Naturally, everyone reading the story probably figured that he had some kind of reason for doing this. Naturally, he did, but it was only a half reason. In the DCAU, it is acknowledged several times that Bruce Wayne actually believes himself to be Batman with Bruce Wayne as his alter ego. That seems to be the case here except it’s even more extreme as both of their personas now believe themselves to be completely separate. Bruce Wayne had gone crazy and was now completely suspicious of the League while Batman was still sane, but dying of cancer. It led to some interesting developments and Bruce making a lot of mistakes, which forced Batman into the ring. The plan was really convoluted and it’s hard to actually picture it succeeding, but this is Batman so we have to trust his plans.

If you haven’t read many Earth II comics before, then this can also be seen as a very large wrap up of just about everything that has ever happened on this planet. I believe some of the events may have been created for this arc, but I also think that most of them had simply happened and this worked as a nostalgia trip while reminding fans why they liked Earth II so much in the first place. It was definitely a pretty cool DC continuity even if the current Earth II is in shambles. This is really how Earth II should always be portrayed. An alternate Earth with similar heroes so that we can have more inspiring adventures!

Of course, due to the nature of the issues, there’s not really much to discuss. The heroes certainly saved the day very efficiently in all of their past cases and they won in the court setting fair and square.

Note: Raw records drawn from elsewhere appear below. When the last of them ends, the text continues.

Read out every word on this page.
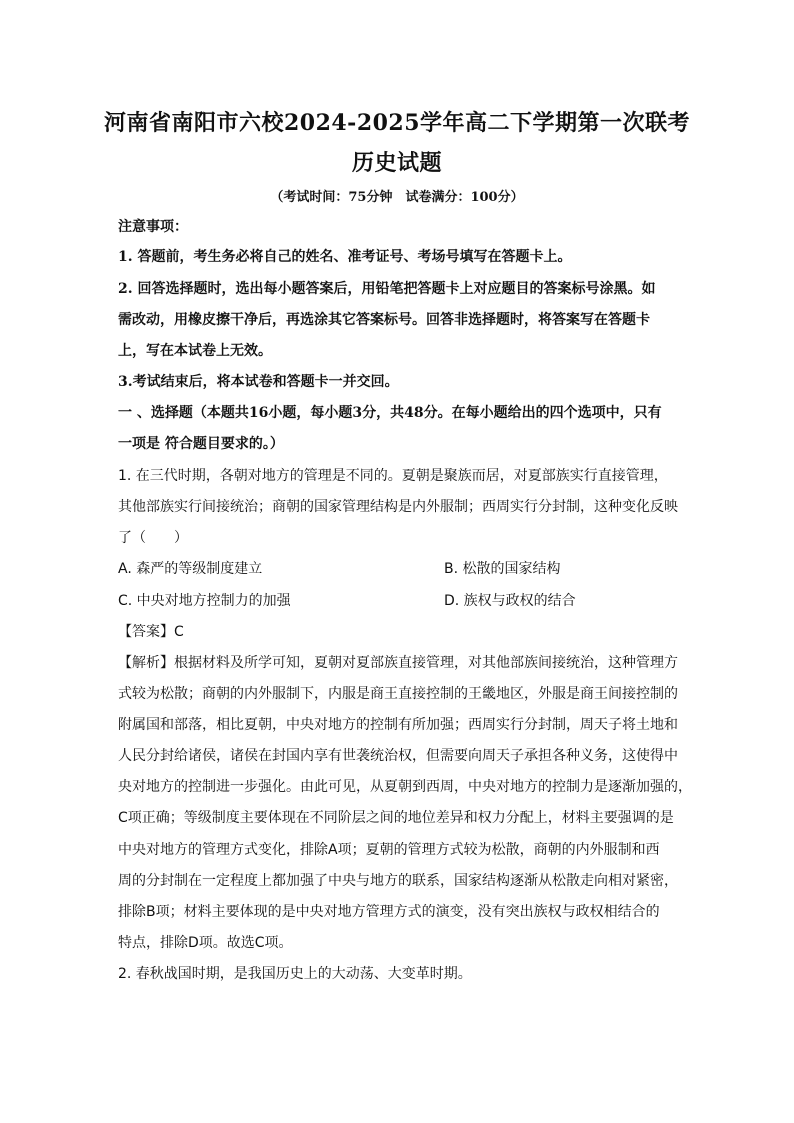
河南省南阳市六校2024-2025学年高二下学期第一次联考
历史试题
（考试时间：75分钟　试卷满分：100分）
注意事项：
1. 答题前，考生务必将自己的姓名、准考证号、考场号填写在答题卡上。
2. 回答选择题时，选出每小题答案后，用铅笔把答题卡上对应题目的答案标号涂黑。如
需改动，用橡皮擦干净后，再选涂其它答案标号。回答非选择题时，将答案写在答题卡
上，写在本试卷上无效。
3.考试结束后，将本试卷和答题卡一并交回。
一 、选择题（本题共16小题，每小题3分，共48分。在每小题给出的四个选项中，只有
一项是 符合题目要求的。）
1. 在三代时期，各朝对地方的管理是不同的。夏朝是聚族而居，对夏部族实行直接管理，
其他部族实行间接统治；商朝的国家管理结构是内外服制；西周实行分封制，这种变化反映
了（　　）
A. 森严的等级制度建立	B. 松散的国家结构
C. 中央对地方控制力的加强	D. 族权与政权的结合
【答案】C
【解析】根据材料及所学可知，夏朝对夏部族直接管理，对其他部族间接统治，这种管理方
式较为松散；商朝的内外服制下，内服是商王直接控制的王畿地区，外服是商王间接控制的
附属国和部落，相比夏朝，中央对地方的控制有所加强；西周实行分封制，周天子将土地和
人民分封给诸侯，诸侯在封国内享有世袭统治权，但需要向周天子承担各种义务，这使得中
央对地方的控制进一步强化。由此可见，从夏朝到西周，中央对地方的控制力是逐渐加强的，
C项正确；等级制度主要体现在不同阶层之间的地位差异和权力分配上，材料主要强调的是
中央对地方的管理方式变化，排除A项；夏朝的管理方式较为松散，商朝的内外服制和西
周的分封制在一定程度上都加强了中央与地方的联系，国家结构逐渐从松散走向相对紧密，
排除B项；材料主要体现的是中央对地方管理方式的演变，没有突出族权与政权相结合的
特点，排除D项。故选C项。
2. 春秋战国时期，是我国历史上的大动荡、大变革时期。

It was neat of the Spectre to offer to destroy this Earth though. A nice reminder of how powerful he is. Unfortunately, Robin did not look so good. He wanted to know Batman as a mentor who always took the right path so he decided to believe the diary. He mostly just spent every issue flinching, crying, and wondering why the heroes were trying to make Batman look so bad. It was their lives or Batman’s legacy and one has to hold more weight than the other.

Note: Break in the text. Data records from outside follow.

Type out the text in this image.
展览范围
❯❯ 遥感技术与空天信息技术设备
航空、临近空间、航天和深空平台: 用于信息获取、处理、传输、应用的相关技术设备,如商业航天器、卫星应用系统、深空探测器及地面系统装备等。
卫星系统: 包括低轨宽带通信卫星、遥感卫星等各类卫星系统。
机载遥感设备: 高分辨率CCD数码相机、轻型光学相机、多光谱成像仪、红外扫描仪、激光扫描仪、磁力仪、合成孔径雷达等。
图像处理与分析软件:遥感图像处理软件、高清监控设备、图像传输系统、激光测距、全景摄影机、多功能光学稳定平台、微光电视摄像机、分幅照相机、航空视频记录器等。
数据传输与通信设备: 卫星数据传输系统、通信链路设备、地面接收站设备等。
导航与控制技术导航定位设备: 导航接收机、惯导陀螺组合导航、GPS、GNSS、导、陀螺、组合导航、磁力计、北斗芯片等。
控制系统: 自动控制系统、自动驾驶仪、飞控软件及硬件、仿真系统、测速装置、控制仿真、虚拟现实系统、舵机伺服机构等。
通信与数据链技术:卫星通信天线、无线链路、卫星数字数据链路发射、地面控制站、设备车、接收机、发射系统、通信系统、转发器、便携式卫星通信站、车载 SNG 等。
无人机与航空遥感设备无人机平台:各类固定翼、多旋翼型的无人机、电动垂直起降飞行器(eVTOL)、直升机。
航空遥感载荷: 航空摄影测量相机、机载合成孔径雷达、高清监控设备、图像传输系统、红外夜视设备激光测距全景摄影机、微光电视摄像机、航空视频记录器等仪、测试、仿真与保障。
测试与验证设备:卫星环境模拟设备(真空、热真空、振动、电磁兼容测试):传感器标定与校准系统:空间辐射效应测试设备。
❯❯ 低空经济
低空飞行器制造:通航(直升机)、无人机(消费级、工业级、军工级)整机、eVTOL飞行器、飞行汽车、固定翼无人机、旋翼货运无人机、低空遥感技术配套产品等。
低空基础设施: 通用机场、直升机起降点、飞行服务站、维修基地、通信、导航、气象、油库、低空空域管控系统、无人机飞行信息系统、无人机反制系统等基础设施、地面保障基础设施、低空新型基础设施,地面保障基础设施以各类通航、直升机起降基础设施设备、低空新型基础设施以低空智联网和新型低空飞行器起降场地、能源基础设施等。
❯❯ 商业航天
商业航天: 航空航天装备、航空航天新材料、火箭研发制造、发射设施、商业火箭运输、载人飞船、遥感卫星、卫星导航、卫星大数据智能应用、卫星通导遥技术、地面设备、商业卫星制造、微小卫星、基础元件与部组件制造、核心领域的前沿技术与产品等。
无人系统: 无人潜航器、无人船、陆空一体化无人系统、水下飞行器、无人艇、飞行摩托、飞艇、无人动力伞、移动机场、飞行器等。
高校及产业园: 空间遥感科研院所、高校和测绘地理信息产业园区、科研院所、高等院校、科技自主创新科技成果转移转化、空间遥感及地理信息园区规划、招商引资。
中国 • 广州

I will admit that Batman’s version of the story was a lot of fun to read though. It was almost like an abridged version of a show as he showed many true events, but tried to make them look sinister by adding his own commentary. Batman essentially summarized all of the stories into one comic and then the Justice Society would expand upon that for the next 3 issues. It took a while to clear up the shadows that Batman had left, but the Society was certainly ready for the task. Superman and Wonder Woman were not really left in any danger since they weren’t accused of the same crimes (Even Batman couldn’t pull that one off) but they stuck around to support the team. All for one and one for all right?

The art is fairly solid as you can expect from a classic DC arc. The art definitely carries that retro feeling across while also being modern enough where you can picture it having some real action scenes. I definitely would not have minded a game changing villain for the ending to have a quick bout, but with the League members so old, the villain could not have been made to be That powerful. This League is definitely not as strong as the main one. Still, the good art just added another positive to the collection.

Overall, America vs. The Justice Society is a great DC collection. Finally, we get a full length court case where Superman and the rest of the League has to debate against the US. It would have been even better if Batman was here, but I suppose that the plot would have been completely different in that case. Still, the art is good and the writing is exceptional. You’ll be on the edge of your seat during the debate as the Judges continue to give the heroes a lot of time. You will need to be prepared for a lot of reading though as the collection is certainly very text based. Each page will take you about as long to read as 3-4 in the average comic. There is text everywhere as dozens of the team’s adventures finally come to light and we learn why they did not end the wars sooner. I’m going to miss the DC comics as I may not be checking one out in a while, but if you wanted to see a Superman who felt like Superman…this is definitely the comic to check out! It’s an AU future that actually feels fairly realistic and it could work with some mild tweaks in the New 52 someday.